Gagnées par la révolution sexuelle, les sociétés occidentales se libèrent peu à peu et avec elles, le vampire devient une figure à la libido excessive. Ainsi, Christopher Lee incarne un comte phallocrate au sex-appeal magnétique (et assassin) dans les versions de Dracula produites par la société anglaise Hammer. Dans ces œuvres sexistes et lubriques, les femmes sont souvent réduites à des corps nus voire à de petits déjeuners. Mais les années hippies sonnent le glas de la transgression, et les réalisateurs imaginent alors des vampires de plus en plus libertaires. Dans Vampyros Lesbos (1973), du réalisateur espagnol Jesús Franco, la figure du vampire est une comtesse lesbienne turque le jour et stripteaseuse la nuit. Pour le Français Charles Matton, dans son long-métrage Spermula (1976), les vampires deviennent une horde de femmes: elles débarquent sur Terre pour libérer les hommes trop rigides dans leur désir sexuel. Dans les années 80 frappe l’épidémie du sida, le vampire associé depuis toujours à l’hémoglobine est alors instrumentalisé par les campagnes sanitaires de prévention, plus tard, sur d’autres affiches, il devient le confident et le conseiller des jeunes en matière de sexualité.
“Fuck the Facts” de Wes Lang (2019)
“Dark Shadows” de Tim Burton (2012)
3. Le vampire, un phénomène pop
Les vampires inondent toutes les sphères : les séries à succès, les déguisements d’Halloween, la politique (sous forme de caricatures) ou l’art contemporain avec Basquiat, Wes Lang et Niki de Saint Phalle.
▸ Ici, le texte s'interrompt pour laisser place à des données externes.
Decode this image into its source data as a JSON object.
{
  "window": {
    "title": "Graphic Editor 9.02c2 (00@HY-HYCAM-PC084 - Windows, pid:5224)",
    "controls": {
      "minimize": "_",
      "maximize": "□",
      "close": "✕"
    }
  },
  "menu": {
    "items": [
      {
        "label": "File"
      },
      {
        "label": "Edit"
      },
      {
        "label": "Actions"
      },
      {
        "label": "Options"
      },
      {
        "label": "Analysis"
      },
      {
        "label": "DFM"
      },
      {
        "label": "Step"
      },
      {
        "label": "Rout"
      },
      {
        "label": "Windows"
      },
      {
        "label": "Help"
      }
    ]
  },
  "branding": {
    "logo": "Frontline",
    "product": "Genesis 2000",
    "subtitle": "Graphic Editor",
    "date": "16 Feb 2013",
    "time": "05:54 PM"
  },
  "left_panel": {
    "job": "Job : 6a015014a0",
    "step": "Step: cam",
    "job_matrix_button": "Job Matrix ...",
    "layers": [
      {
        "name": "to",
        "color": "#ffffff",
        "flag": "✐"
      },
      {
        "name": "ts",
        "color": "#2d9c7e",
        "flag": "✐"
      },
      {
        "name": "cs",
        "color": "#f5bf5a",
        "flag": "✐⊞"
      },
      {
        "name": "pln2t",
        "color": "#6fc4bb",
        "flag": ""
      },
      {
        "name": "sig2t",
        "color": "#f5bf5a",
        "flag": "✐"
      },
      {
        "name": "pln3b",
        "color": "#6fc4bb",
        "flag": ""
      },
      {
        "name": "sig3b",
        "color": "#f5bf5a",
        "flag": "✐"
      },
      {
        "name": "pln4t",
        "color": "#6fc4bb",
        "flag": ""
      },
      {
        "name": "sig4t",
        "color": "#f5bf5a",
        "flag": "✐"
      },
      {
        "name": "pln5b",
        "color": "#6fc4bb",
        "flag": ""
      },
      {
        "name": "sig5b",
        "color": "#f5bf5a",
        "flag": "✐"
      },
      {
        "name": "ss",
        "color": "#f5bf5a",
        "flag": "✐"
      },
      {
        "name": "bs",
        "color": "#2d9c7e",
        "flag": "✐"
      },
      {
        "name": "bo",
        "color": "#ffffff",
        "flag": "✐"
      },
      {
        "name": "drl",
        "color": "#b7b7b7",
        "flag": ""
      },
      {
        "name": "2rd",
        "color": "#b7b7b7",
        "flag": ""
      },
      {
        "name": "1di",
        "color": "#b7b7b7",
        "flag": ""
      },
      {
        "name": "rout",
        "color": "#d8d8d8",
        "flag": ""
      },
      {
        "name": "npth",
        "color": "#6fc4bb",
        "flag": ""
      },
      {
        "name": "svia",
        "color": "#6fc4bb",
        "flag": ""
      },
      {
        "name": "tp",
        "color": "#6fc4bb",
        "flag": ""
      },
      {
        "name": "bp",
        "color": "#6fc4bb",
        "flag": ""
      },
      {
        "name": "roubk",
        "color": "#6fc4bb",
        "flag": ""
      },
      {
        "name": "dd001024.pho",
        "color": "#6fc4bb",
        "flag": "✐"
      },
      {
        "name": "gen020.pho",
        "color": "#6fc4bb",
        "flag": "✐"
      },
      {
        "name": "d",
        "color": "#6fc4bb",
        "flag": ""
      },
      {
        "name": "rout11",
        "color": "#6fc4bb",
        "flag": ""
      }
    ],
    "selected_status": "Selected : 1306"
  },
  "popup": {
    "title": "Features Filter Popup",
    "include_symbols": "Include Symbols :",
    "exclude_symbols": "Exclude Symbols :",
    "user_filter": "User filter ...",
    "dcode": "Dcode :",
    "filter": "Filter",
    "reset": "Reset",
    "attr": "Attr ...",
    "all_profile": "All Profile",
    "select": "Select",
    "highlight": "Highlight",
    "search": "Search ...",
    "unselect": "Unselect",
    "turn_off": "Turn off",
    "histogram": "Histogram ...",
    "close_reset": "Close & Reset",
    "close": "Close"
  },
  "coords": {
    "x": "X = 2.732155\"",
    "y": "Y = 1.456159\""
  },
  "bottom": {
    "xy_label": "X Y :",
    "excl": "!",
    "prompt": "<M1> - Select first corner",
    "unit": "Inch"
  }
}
Dans le best-seller d’Anne Rice, Entretien avec un vampire (1976), le monstre se dévoile encore davantage et s’exprime à la première personne. Il force l’empathie du lecteur et marque un tournant pour la figure du suceur de sang. Le vampire en sort sensiblement grandi, un humain qui a, lui aussi, des soucis. Il incarne un membre d'une minorité en pleine crise identitaire qui cherche à s’intégrer dans True Blood et Being Human, un ado éternel qui n’assume pas vraiment sa famille dans la saga Twilight et un hôtelier débordé dans le dessin animé Hotel Transylvanie. Désormais adulé par des adolescents qui s’identifient à cette nouvelle génération de vampires sentimentaux, le monstre devient une icône de la pop culture qu’on voit apparaitre dans les bandes dessinées, les mangas, les jeux vidéo et même les publicités. Au cinéma aujourd’hui, on le retrouve dans les films de genre à gros budget comme dans les longs-métrages d’auteur iranien. De Jim Jarmusch à Julie Delpy en passant par Tim Burton et Olivier Assayas : le vampire reste surnaturel, mais à l’époque moderne… il est cool.
“Vampires, de Dracula à Buffy” jusqu’au 19 janvier 2020 à La Cinémathèque française.